The Nigerian Value Added Tax Act already placed a 5% tax on these items. These items captured by the bill are not part of items exempted in the VAT Act First Schedule titled ‘Goods and Services Exempt’.

“The tax shall be charged and payable on the supply of all goods and services (in this Act referred to as ‘taxable goods and services’) other than those goods and services listed in the First Schedule to this Act.

“The tax shall be computed at the rate of 5 per cent on the value of all goods and services as determined under sections 5 and 6 of this Act, except that goods and services listed under Part III of the First Schedule to this Act shall be taxed at zero rates.”

The excluded goods and services under Part III of the First Schedule includes:

  1. All medical and pharmaceutical products.
  2. Basic food items.
  3. Books and educational materials.
  4. Baby products.
  5. Fertilizer, locally produced agricultural and veterinary medicine, farming machinery and farming transportation equipment.
  6. All exports.
  7. Plant, machinery and goods imported for use in the export processing zone or free trade zone: Provided that 100 per cent production of such company is for export otherwise tax shall accrue proportionately on the profits of the company.
  8. Plant, machinery and equipment purchased for utilisation of gas in downstream petroleum operations.
  9. Tractors, ploughs and agricultural equipment and implements purchased for agricultural purposes.

What this means

Although Senator Ali Ndume said the proposed tax will in a way distribute wealth, that it would not affect the ordinary people. On the contrary, ordinary people use these services too.
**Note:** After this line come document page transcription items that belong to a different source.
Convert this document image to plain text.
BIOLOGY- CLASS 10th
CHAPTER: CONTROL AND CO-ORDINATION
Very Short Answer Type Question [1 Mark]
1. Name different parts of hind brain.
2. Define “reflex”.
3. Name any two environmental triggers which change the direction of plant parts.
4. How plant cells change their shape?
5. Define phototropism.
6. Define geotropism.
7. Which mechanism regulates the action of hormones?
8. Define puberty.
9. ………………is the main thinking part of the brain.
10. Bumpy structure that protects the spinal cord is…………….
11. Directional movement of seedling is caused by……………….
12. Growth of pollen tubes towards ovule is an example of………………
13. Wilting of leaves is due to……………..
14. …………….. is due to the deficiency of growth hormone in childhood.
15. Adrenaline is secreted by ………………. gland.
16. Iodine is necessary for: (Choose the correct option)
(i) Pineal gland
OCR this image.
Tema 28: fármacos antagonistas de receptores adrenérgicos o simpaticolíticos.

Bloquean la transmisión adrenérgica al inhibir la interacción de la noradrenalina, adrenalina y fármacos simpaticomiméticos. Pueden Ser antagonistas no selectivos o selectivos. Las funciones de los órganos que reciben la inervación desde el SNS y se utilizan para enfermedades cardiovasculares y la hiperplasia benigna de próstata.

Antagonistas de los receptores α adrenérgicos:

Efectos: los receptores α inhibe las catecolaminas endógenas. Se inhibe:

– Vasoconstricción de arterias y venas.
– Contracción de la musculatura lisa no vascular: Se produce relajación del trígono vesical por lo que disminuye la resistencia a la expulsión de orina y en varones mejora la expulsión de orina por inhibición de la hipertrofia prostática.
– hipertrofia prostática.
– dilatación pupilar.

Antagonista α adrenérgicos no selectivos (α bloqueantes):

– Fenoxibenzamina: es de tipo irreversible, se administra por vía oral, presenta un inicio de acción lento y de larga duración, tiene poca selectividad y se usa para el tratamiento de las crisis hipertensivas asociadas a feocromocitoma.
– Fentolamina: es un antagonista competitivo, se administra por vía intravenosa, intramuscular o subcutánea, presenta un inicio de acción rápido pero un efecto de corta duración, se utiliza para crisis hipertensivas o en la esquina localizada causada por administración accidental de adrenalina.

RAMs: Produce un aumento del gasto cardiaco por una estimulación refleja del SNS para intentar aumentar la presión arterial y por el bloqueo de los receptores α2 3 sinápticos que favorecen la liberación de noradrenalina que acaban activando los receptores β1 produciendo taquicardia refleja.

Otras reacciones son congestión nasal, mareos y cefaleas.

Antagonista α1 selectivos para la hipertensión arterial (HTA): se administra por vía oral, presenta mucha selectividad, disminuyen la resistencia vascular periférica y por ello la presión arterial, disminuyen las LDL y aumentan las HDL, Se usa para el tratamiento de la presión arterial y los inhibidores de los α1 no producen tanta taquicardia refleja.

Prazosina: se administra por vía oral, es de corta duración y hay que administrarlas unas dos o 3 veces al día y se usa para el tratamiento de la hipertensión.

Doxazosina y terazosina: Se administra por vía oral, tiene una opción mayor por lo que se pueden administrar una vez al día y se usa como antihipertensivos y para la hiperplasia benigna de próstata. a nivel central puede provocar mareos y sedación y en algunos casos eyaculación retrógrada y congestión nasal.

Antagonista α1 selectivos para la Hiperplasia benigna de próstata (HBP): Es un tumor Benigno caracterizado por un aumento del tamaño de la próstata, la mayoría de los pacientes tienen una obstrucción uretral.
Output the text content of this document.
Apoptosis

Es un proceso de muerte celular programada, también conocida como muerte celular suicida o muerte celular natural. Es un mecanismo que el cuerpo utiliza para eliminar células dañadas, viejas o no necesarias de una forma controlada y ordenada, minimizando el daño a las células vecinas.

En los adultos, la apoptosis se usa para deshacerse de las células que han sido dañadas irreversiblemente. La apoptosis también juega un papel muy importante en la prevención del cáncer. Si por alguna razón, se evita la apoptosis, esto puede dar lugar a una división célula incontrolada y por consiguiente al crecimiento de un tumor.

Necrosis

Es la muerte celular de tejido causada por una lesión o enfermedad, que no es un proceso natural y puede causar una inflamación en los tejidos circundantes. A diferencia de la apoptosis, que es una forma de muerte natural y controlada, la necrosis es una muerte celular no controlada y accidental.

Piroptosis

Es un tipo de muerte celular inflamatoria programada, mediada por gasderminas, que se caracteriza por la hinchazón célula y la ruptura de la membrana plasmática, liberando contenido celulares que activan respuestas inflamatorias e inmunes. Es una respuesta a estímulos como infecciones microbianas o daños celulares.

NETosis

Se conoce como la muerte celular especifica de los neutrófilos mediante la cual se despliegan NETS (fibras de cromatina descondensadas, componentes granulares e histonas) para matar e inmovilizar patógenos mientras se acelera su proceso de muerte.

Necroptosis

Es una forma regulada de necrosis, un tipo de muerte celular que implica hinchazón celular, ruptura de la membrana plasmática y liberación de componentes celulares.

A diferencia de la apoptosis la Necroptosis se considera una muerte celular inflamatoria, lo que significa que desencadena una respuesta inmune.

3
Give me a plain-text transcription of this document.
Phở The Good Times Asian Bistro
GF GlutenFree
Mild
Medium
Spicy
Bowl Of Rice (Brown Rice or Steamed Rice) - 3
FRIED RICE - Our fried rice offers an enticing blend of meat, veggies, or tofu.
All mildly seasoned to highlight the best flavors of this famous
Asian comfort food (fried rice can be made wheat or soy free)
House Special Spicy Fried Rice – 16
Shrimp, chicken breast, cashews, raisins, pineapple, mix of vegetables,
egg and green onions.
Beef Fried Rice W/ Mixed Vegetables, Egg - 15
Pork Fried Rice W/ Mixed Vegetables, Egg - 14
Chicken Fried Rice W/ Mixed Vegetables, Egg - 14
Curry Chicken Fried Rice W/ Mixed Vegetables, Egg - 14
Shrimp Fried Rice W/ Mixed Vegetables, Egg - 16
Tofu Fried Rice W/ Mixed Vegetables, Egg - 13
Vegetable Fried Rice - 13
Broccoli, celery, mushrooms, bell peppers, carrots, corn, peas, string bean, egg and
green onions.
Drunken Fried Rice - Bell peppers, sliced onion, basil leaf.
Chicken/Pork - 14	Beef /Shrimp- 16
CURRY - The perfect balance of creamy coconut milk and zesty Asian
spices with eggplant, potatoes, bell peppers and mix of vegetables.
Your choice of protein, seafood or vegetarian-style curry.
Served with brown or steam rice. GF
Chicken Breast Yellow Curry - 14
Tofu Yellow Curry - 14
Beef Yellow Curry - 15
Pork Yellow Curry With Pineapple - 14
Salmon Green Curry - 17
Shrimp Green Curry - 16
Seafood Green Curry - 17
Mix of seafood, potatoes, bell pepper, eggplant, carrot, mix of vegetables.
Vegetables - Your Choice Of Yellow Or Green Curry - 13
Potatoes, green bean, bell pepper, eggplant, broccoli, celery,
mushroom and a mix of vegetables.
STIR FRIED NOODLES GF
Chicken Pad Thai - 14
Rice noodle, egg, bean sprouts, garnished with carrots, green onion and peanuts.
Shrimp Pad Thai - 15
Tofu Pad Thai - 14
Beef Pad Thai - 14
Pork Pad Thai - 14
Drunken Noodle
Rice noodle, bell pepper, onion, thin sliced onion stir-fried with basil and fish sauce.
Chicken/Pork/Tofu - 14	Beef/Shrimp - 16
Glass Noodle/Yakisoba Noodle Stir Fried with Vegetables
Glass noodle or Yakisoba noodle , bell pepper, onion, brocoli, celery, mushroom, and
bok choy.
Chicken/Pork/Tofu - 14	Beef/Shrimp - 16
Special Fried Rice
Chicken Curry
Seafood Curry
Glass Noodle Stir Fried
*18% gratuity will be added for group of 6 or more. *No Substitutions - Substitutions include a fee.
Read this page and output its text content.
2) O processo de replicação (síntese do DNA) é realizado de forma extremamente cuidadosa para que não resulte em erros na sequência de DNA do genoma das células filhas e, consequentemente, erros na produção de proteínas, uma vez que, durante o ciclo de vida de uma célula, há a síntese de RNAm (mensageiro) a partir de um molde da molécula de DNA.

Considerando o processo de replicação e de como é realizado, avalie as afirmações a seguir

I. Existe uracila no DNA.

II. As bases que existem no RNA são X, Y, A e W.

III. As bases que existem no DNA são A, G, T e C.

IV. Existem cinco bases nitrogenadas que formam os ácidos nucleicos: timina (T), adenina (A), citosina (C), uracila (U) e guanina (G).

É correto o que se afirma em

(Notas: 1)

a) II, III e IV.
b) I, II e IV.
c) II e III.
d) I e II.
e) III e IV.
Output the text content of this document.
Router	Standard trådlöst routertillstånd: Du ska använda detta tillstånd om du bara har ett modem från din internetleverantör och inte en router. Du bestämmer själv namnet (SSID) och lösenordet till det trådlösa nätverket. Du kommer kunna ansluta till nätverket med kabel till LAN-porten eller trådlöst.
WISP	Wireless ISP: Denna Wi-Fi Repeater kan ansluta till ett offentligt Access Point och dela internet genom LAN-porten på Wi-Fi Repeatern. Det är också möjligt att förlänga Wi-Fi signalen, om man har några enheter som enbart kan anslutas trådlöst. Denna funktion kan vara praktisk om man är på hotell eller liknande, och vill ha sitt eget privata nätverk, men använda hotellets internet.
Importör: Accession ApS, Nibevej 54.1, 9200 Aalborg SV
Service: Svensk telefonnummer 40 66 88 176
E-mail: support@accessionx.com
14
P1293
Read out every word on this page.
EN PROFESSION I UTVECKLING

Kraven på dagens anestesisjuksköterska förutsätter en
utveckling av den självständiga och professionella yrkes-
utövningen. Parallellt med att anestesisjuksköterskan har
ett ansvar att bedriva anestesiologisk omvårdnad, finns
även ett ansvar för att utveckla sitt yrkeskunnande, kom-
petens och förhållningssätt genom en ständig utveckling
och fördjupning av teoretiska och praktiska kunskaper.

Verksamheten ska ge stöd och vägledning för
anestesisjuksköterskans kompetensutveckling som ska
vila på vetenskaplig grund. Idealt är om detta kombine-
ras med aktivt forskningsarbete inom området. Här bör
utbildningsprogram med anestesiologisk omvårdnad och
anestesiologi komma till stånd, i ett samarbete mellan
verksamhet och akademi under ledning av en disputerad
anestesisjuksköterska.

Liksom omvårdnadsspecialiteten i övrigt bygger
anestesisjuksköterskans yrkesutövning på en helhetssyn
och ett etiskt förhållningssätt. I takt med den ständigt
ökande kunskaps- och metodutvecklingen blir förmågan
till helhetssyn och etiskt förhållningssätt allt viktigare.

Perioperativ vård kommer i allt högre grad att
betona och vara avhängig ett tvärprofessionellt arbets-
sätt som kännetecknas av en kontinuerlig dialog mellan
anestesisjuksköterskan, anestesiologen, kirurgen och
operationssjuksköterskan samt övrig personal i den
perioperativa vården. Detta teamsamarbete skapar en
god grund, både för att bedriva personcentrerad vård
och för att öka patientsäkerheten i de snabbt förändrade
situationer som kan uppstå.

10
Every Voice Calls, SMS, MMS, Data usage, and Pay per view TV service already have a VAT of 5% as stipulated by the VAT Act. If the Communication Service Tax is added, consumers will end up paying 14% tax (VAT 5% and CST 9%). That means for every N1,000 airtime you buy as a subscriber 14%, which is N140, will be tax-deductible. Pay per view and on-demand platforms like DStv and iRoko TV might increase its subscription fees. Small businesses will suffer the most as they greatly rely on these services.